The high potency film “Sex and the Single Girl” has a high potency film score. One man is most responsible: composer-conductor Neal Hefti. An internationally renowned jazz composer and arranger, Hefti makes his film debut with “Sex and the Single Girl.” Famed for his swinging works for the Count Basie Orchestra (which is featured in the film), Hefti has composed his score not with the customary giant studio orchestra in mind, but rather with a small, swinging jazz orchestra. The result is a startlingly different kind of movie score . . . one that rocks along with a modern, jazz-based sound.
A major feature of the film is the singing role which vivacious Fran Jeffries plays. The tall and terrific cabaret and recording star, in the role of Tony Curtis’ girlfriend, is heard here in two numbers featured in the film, a jump version of the Al Jolson his of years ago, “Anniversary Waltz,” and the title song of the film, which was written by the film’s versatile director, Richard Quine.
Hefti’s rocking score (the instrumental star is flute soloist Buddy Collette, heard often and never better) is ideally suited to the bright and biting satire of the film itself. Authorized by Joseph (“Catch 22”) Heller and David R. Schwartz, “Sex and the Single Girl” is, of course, inspired by runaway bestseller of the same title by Helen Gurley Brown. Her handbook for the footloose femme has been devoured by hundreds of thousands of readers, and transformed into a film with a definitely modern attitude.
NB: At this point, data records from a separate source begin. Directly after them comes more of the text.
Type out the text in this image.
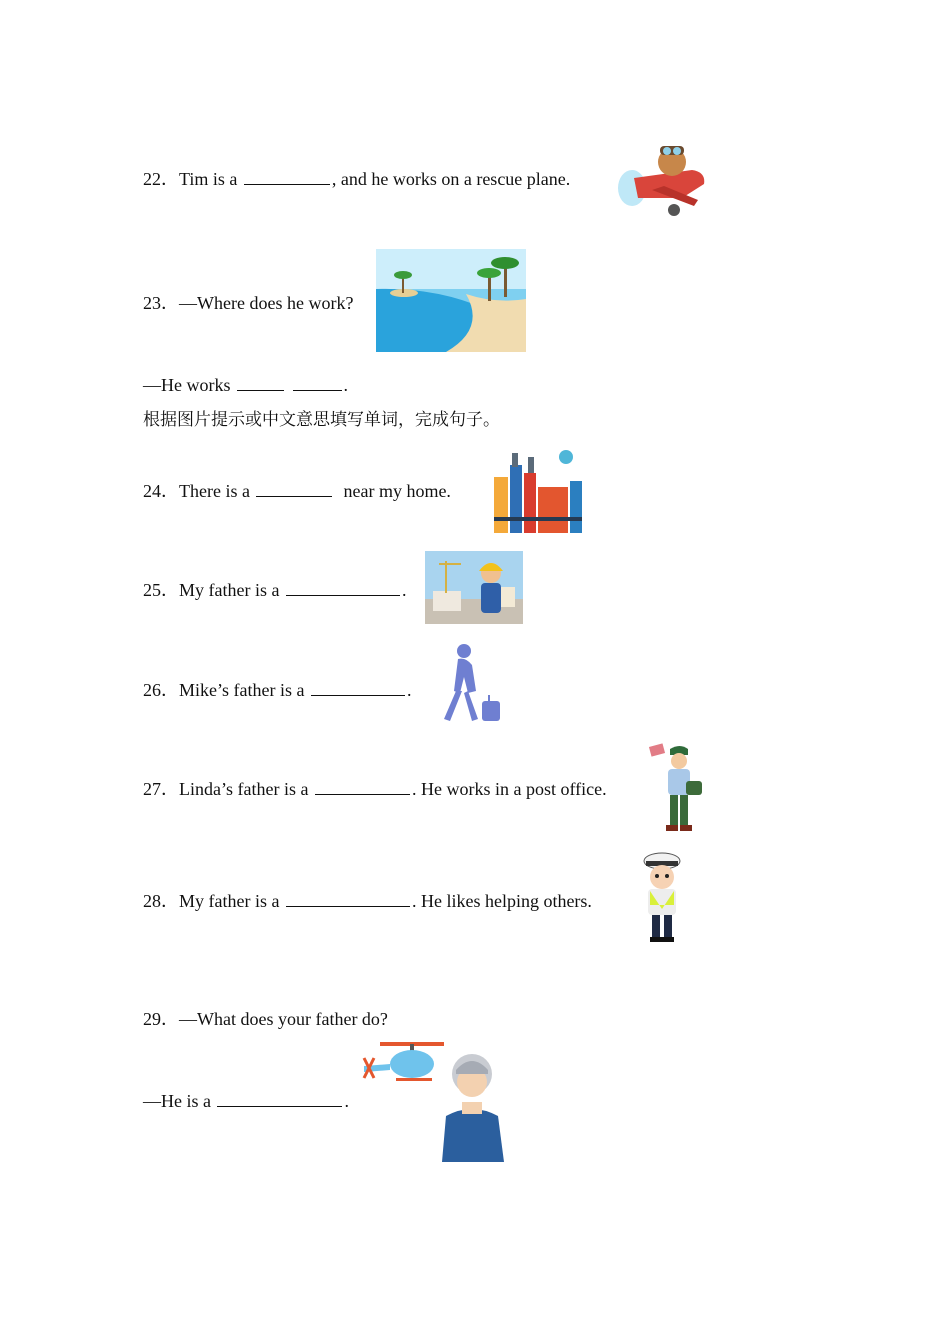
22．Tim is a	, and he works on a rescue plane.
23．—Where does he work?
—He works	.
根据图片提示或中文意思填写单词，完成句子。
24．There is a	near my home.
25．My father is a	.
26．Mike’s father is a	.
27．Linda’s father is a	. He works in a post office.
28．My father is a	. He likes helping others.
29．—What does your father do?
—He is a	.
The story of the film begins when Tony Curtis, hired to sensationalize a venerable magazine, picks on Natalie Wood, research psychologist and author of “Sex and the Single Girl,” with an expose charging her with fraud and fakery. To gain her confidence for an intimate, follow-up story, he impersonates Henry Fonda and seeks marriage counsel from Natalie, explaining that his stormy marriage to Lauren Bacall is going on the rocks. Fonda, a bumbling hosiery manufacturer with a leg ogling habit (hence Hefti’s “Legs” track; Fonda also is responsible for “Blues for Frank,” the name of his film character) is next-door neighbor to Curtis. After numerous psychiatric sessions, Natalie and Tony fall in love, and the film is off to the races.
Neal Hefti’s fast-paced score races right along with every twist in the hectic story, even going so far as to accompany the principals on their hilarious, “Midnight Swim” with its “yeah-yeah” film tune. It all adds up to one of the most delightful and different motion picture scores to come out of Hollywood, or, for that matter, anywhere.